Un grande nuovo scenario si apre nella terapia per l’HIV: sarà possibile scegliere se assumere una terapia orale o una iniettabile che avrà una durata di molti mesi. Ciò potrebbe essere di supporto alle persone che hanno difficoltà ad assumere compresse quotidianamente e che potranno scegliere una terapia iniettiva una volta ogni due mesi.
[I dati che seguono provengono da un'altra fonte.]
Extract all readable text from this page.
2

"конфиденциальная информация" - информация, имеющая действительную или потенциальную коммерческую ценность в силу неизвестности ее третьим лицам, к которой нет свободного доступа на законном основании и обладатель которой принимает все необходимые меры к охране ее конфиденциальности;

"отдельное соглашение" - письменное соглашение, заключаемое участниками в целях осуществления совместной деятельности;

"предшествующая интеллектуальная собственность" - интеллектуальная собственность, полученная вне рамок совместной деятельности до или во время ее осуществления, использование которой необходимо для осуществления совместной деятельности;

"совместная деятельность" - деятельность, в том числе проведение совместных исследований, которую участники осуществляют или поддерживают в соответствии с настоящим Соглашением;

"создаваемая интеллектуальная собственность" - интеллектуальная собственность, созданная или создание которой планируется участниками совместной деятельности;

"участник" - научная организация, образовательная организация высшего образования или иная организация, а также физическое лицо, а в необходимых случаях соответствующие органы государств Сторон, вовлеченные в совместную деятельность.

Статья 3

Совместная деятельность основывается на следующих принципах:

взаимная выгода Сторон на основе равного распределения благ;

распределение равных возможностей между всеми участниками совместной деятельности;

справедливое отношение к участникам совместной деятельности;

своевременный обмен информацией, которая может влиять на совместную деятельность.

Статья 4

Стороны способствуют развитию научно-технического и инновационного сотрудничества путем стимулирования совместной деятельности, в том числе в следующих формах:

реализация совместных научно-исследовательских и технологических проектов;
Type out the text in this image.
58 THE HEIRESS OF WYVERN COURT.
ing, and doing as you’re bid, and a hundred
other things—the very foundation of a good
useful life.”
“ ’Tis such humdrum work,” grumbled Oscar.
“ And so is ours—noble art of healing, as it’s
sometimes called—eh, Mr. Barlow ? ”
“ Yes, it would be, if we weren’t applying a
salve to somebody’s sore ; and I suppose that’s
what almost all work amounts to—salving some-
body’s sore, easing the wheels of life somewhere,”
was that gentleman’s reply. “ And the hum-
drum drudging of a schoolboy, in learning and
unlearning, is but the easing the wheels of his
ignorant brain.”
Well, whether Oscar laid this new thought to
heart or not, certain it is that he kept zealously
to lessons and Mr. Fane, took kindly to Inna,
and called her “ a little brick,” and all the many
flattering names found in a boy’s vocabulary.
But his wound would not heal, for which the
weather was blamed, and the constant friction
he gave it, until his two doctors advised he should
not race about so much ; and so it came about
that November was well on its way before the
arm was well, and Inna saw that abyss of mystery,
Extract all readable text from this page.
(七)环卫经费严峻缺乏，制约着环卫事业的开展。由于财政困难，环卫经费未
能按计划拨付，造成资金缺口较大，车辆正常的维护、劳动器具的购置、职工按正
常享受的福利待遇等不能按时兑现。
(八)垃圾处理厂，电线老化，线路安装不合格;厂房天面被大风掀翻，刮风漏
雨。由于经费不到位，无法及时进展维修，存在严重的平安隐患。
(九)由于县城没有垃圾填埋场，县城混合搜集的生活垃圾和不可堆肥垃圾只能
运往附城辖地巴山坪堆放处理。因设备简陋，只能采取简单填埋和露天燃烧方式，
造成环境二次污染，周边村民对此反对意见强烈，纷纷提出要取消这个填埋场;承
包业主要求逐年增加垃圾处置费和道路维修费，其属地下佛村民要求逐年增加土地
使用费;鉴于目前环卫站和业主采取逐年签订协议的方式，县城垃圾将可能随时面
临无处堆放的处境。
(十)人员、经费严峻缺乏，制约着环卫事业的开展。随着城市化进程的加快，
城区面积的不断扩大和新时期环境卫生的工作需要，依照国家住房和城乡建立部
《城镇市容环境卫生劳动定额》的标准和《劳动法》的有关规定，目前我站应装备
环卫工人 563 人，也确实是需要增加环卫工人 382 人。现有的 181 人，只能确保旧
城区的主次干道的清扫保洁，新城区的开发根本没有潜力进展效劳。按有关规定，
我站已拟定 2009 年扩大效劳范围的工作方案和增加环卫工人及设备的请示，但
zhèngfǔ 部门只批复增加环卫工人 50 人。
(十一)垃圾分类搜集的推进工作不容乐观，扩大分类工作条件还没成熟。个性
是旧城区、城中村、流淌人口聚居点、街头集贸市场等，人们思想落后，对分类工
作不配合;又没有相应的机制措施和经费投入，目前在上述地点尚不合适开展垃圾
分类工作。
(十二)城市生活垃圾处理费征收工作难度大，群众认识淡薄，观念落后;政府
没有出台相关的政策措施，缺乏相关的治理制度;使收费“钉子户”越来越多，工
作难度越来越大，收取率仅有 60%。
Nadir farà il possibile affinché le istituzioni adattino la propria struttura di servizi a questo cambiamento rivoluzionario e che permettano la somministrazione intramuscolare anche attraverso canali extra-ospedalieri, migliorando i livelli assistenziali necessari per renderlo fattibile.
Lo studio sul Biktarvy da switch in pazienti con resistenze archiviate (biktegravir, emtricitabina e TAF, Studio GS-US-380-1474) ha confermato che la singola compressa con i tre farmaci riesce a mantenere la viremia controllata in circa il 99% di pazienti in studio (561) anche in presenza di mutazioni genotipiche archiviate NRTI (ove però non è stata confermata l’efficacia della combinazione, poster 2414). Anche nello studio 4030 a 48 settimane non si sono riscontrate resistenze (poster 3362). Con questa combinazione, però, si è riscontrato un aggravamento dell’epatite B che ha obbligato alla sospensione della terapia. Anche con Biktarvy, si sono registrati problemi renali e quindi la terapia non può essere raccomandata a persone con insufficienza renale o sidrome di Fanconi. Da riportare casi di diarrea, nausea e cefalea.
Il primo inibitore della maturazione in sviluppo, il GSK2838232 ha mostrato la proof of concept in associazione con cobicistat, formulazione orale per 10 giorni in 33 pazienti con viremia plasmatica superiore a 350. Il dosaggio prescelto negli studi di fase IIA è di 100 mg che ha offerto un notevole abbassamento della viremia nei 10 giorni di studio. Si tratta per ora di un farmaco che potrebbe essere utile a persone che non hanno alternative terapeutiche.
L’inibitore capsidico in studio col nome GS-6207 ha iniziato il percorso di studio in 40 pazienti, volontari negativi, e conserva concentrazioni misurabili per 24 settimane nella formulazione che sembra consisterà di un’unica somministrazione sottocutanea.